17 Jan, 2013 @ 10:00
2 mins read

In with the new – same as the old!

Margaret Thatcher e

MOST of you probably felt quietly optimistic as you spent the first hours of 2013 swigging cheap cava and cramming in 12 grapes in an effort to appease the Economic Gods.

Prime Minister Rajoy however was quick to deflate any slight bubble of hope the country generally might have had for the year ahead.

It came after he asked for ‘comprehension and solidarity’ from the populus while his government continued to implement painful reforms.

During his review-of-the-year address (or Spain’s end-of-term report, if you like) he insisted he wouldn’t ask for more patience ‘because Spaniards have given too much already’.

Nor would he ask for ‘blind’ confidence… ‘because politicians owe the people a daily dosage of scrutiny’.

“But I am going to ask them for comprehension and solidarity,” he added.

He insisted that without the PP reforms, the situation would be ‘intolerable’ with a public deficit over 11% of GDP. “And who would lend us money under that situation?” he asked. “It is better that we don’t think about that.”

He also said there were no plans to revise the cost-cutting measures for the regions, despite pleas from cash-strapped administrations.

So it looks like even more belt-tightening for most of us in 2013. And as Headmaster Rajoy says “we must all try harder” and then hands out E’s all round.

Storm the Rock

Recently released Cabinet papers reveal that the Spanish media’s support for Argentina’s invasion of the Falkland Islands in 1982 raised Margaret Thatcher’s fears that rogue elements within the Spanish military might try to seize Gibraltar, prompting her to increase security on the Rock.

Five days after Argentina’s military junta invaded the Falklands, Thatcher called for an ‘urgent assessment’ of Britain’s ability to defend Gibraltar, prompted in part by the ‘jubilant reaction’ to the invasion in the Spanish press.

Then during the conflict there was further suggestion that the Spanish military might launch an attack.

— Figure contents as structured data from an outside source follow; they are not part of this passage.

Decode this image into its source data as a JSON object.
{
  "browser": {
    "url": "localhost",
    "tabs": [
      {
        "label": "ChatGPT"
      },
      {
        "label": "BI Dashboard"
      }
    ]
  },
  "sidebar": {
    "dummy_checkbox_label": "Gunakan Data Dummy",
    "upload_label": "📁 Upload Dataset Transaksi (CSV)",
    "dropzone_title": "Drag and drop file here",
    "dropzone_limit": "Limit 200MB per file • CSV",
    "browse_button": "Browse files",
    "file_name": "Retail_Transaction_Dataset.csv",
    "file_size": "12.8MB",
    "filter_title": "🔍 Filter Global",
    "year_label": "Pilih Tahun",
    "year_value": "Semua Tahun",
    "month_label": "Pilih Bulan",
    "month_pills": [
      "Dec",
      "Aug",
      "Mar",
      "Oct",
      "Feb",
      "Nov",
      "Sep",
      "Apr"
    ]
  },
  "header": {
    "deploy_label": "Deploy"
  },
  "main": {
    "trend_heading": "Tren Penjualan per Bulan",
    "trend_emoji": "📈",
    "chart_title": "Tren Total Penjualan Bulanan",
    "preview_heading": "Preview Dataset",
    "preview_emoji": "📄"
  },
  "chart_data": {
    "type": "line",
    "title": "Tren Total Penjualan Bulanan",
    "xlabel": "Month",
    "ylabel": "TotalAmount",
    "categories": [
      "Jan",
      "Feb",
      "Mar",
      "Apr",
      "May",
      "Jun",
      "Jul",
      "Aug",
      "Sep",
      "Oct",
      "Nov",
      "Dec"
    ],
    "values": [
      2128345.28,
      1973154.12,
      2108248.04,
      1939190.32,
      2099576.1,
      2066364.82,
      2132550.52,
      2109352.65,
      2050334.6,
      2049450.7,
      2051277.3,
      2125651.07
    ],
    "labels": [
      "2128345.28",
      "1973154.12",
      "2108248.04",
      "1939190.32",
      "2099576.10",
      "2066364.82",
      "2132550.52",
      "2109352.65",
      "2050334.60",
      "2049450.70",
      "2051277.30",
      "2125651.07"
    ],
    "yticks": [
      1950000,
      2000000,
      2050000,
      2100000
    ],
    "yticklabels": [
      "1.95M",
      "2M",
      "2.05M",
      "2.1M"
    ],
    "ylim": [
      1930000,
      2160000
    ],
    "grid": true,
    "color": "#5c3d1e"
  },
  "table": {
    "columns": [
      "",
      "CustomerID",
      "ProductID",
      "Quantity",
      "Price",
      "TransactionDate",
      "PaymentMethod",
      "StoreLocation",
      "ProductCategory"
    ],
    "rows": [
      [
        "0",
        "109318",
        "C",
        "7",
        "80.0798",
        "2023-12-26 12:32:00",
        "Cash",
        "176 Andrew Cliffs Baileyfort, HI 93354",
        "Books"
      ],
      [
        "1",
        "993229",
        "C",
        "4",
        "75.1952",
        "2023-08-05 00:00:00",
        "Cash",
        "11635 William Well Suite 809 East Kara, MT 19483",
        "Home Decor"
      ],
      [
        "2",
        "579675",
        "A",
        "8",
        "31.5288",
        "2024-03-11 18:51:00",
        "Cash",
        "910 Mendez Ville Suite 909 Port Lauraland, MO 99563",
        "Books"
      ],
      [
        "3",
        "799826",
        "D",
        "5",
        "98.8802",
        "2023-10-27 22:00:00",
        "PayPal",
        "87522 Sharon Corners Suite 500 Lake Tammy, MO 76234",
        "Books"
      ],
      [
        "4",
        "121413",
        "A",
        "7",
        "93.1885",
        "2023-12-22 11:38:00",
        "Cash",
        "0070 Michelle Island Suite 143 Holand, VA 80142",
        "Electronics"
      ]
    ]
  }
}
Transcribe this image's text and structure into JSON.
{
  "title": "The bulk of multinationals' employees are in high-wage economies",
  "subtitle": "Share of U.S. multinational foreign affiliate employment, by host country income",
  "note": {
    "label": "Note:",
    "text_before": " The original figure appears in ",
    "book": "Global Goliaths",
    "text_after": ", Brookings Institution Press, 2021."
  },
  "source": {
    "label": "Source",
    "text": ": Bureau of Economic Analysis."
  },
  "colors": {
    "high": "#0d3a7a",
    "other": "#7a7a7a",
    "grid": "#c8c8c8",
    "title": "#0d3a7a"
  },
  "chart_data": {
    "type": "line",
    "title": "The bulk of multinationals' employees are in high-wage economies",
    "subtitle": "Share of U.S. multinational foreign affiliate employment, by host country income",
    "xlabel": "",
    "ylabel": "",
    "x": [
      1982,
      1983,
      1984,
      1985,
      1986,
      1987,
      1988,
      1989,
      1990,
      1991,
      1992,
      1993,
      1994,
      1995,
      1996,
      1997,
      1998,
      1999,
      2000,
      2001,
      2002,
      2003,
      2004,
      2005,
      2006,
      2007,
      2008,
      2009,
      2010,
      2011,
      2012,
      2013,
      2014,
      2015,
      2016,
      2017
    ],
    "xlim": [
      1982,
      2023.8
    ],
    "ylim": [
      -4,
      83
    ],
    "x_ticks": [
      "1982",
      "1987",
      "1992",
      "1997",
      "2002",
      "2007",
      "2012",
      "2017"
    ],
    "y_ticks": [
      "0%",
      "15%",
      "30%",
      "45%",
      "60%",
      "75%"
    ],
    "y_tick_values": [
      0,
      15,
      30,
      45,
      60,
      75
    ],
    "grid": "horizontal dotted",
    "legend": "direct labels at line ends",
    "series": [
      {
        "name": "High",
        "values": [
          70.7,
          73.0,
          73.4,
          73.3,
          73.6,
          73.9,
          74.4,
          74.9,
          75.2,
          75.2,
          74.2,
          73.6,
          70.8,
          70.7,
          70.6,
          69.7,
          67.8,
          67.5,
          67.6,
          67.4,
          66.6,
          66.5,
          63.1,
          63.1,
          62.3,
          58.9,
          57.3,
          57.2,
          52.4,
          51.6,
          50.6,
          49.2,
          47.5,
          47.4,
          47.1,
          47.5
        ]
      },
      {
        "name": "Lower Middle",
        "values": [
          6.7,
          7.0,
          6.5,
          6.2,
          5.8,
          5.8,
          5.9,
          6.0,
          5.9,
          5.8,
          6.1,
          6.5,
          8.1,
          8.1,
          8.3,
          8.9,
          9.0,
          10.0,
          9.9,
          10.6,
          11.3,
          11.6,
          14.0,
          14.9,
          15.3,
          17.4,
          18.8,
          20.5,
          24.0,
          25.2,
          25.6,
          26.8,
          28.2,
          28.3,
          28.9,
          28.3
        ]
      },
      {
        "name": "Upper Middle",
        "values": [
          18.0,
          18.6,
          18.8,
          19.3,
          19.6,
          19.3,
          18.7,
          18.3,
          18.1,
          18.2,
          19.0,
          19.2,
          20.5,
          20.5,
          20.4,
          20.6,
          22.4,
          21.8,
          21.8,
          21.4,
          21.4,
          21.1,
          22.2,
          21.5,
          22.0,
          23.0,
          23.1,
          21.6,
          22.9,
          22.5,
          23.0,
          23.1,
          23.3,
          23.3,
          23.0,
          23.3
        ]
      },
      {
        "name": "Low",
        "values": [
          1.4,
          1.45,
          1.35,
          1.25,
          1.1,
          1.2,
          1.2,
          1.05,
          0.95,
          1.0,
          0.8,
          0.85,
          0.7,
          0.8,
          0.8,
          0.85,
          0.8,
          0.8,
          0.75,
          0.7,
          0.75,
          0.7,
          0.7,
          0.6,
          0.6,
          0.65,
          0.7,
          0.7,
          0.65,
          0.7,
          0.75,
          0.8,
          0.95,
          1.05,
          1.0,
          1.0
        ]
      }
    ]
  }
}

At the beginning of June, as the war was reaching a decisive stage, the Foreign Office received a message from Spanish Foreign Minister José Pedro Pérez-Llorca y Rodrigo, warning of the “possible danger of action against Gibraltar by pro-Argentine elements.”

This prompted The Iron Lady to write: “Are we READY should such an invasion occur?” An answer we have not yet seen.

In secret evidence to the Franks inquiry into the Falklands crisis later that year, Thatcher admitted that the threat to Gibraltar had left her living “on a knife edge.”

It is all so very different now, with the joke often doing the rounds that Spain will give up all claims to the Rock if it can have Marbella back from the British.

Lights, Camera, Impossible

I’m a big film fan and really enjoyed Skyfall though I did think that Judy Dench and Albert Finney stumbling around the Highlands while bullets exploded around them was more like a Saga day trip gone horribly wrong.

I like my Bonds to have Brazilian Babes.

That aside I was delighted to see Spanish films achieve their biggest share of the Spanish box office in 27 years in 2012 with 17.9% percent.

The truth however, is that most of this total comes from Juan Antonio Bayona’s English-language tsunami film The Impossible, starring Ewan McGregor and Naomi Watts, which racked up €40.5 million at the box office and attracted 5.8 million people to the cinemas.

The next film I’m going to see, by the way, is The Hobbit. But I’m going to see it in French, where it’s called “L’obbit”!